Mask rcnn can not detect ROI class probability, the probability is background all the time

Dear,
I’m going to use Mask rcnn inference demo with pre-trained model using image of COCO dataset
I’m following this : GitHub - multimodallearning/pytorch-mask-rcnn

Replace C++ embeding python. NMS and ROIalign
by torchvision.ops.nms() and torchvision.ops.roi_align()

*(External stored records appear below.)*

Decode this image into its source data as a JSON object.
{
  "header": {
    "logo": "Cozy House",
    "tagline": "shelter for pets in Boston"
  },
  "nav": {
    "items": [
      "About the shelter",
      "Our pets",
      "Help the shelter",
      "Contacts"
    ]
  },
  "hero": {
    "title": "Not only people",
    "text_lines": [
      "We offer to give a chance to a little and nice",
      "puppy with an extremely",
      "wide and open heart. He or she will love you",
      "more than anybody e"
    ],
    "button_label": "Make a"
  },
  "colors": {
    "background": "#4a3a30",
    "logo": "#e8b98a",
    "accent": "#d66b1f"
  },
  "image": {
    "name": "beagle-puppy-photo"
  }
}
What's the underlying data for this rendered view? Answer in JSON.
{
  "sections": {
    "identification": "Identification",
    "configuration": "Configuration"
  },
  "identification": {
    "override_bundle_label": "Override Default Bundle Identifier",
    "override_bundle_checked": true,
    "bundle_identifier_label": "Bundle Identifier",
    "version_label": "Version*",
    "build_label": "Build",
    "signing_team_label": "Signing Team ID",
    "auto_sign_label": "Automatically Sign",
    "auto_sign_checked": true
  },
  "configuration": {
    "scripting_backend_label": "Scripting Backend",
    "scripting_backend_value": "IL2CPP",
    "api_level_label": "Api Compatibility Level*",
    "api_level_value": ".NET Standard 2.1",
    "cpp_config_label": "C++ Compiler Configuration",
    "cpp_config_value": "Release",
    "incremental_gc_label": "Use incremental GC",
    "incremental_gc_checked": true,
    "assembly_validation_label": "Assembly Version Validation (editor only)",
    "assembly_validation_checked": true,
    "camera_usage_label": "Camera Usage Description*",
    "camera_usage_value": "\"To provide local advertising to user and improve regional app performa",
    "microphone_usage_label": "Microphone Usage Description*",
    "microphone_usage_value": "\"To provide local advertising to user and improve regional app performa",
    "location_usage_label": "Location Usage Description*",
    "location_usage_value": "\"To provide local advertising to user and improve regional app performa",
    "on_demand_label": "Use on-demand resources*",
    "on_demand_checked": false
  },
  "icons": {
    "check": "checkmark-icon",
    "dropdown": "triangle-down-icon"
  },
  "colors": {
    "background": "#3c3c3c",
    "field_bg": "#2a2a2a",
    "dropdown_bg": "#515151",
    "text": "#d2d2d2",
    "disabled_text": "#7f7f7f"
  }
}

My config is : python 3.8 torch 1.9.1+cu111, torchvision 0.10.1+cu111

In the “FPN Head classifier” detect ROI mrcnn probalitity always is background
So next step that refine the ROI,
class probability of the top class of each ROI, filter out background boxes is error
because all class probability are background

The error code is :
D:\Ru\pytorch-mask-rcnn\test\model_1028.py:1687: UserWarning: volatile was removed and now has no effect. Use with torch.no_grad(): instead.
molded_images = Variable(molded_images, volatile=True)
C:\Users\admin\anaconda3\envs\torch\lib\site-packages\torch\nn\functional.py:3487: UserWarning: nn.functional.upsample is deprecated. Use nn.functional.interpolate instead.
warnings.warn(“nn.functional.upsample is deprecated. Use nn.functional.interpolate instead.”)
Traceback (most recent call last):
File “D:/Ru/pytorch-mask-rcnn/test/demo_1028.py”, line 99, in
results = model.detect([image])
File “D:\Ru\pytorch-mask-rcnn\test\model_1028.py”, line 1690, in detect
detections, mrcnn_mask = self.predict([molded_images, image_metas], mode=‘inference’)
File “D:\Ru\pytorch-mask-rcnn\test\model_1028.py”, line 1766, in predict
detections = detection_layer(self.config, rpn_rois, mrcnn_class, mrcnn_bbox, image_metas)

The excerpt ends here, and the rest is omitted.